Like I said, birth is energetic. There is much to bear witness to- tangible and intangable, momentary and lasting, physically and spiritually. There is a reason we have coined the term birth keeper- we hold the energy, the fear, the hope, the invisible things that arise as we stand at the threshold of transition and becoming. We squeeze hips until our wrists hurt, we take the occasional sharp word from providers in stride. We are guiding breathwork on hour twelve of labor, shifting between making ourselves big or small as the room demands it. We drive home in silence, processing, we peel off our fluid-stained clothes, step into a cleansing shower at three in the morning. When you’ve taken on the role of holding everyone’s “stuff,” there comes a time when you will have to put it down. A release. When I was trained as a doula, my cohort was encouraged to think up a ritual for releasing. Some people move their bodies, others burn journal pages, I know someone who cancels all of the next day’s plans. I can’t think of an easier, more natural, more intuitive release than a good, healthy cry- and though I often wait until I’ve left the room to welcome it, it comes with consistency.
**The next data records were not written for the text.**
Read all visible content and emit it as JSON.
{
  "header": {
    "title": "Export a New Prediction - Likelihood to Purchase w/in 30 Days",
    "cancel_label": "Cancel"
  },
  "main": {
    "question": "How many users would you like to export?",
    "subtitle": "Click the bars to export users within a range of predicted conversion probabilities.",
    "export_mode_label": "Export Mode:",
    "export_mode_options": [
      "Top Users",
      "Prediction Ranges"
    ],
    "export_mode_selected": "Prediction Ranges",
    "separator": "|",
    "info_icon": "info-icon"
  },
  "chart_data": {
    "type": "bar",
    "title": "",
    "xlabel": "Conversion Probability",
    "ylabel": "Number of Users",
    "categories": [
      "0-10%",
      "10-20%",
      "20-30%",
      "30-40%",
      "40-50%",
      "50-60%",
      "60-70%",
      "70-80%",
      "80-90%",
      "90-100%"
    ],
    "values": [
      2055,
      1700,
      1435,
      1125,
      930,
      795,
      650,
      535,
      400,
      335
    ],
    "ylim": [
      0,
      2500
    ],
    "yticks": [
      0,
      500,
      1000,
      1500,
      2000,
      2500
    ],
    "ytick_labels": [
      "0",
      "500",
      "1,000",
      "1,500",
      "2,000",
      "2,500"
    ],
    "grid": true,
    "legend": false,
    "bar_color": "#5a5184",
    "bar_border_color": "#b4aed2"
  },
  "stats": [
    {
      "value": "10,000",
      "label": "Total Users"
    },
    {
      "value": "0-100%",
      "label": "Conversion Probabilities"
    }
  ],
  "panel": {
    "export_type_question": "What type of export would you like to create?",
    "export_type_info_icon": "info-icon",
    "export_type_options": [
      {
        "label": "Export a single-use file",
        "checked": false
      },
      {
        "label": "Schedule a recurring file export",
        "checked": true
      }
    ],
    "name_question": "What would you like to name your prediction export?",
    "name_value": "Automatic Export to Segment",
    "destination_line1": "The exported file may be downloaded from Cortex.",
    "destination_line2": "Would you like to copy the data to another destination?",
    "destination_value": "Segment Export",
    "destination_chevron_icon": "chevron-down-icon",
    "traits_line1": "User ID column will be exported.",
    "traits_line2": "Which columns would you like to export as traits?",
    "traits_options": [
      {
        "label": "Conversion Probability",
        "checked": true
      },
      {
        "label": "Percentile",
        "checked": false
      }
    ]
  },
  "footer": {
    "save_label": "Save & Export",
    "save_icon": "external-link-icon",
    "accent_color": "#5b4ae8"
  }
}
A doula instructor once said to us, “tears are libation.” I’m considering stitching it onto a pillow. 

Because I Care

It’s that simple- I’m human, the person I’m supporting is human, the people in the room are human, and we are collectively witnessing the birth of a new human- the room is buzzing with possibility, oxytocin is high and sweet, my client is often looking up at me, thanking me, transferring gratitude into me, and those moments are so special I’ve not yet figured out how to contain it in language. If I could bottle it up and share it, everyone would know fulfillment. I care about people, I have reverence for what’s happening, and therefore, I cry.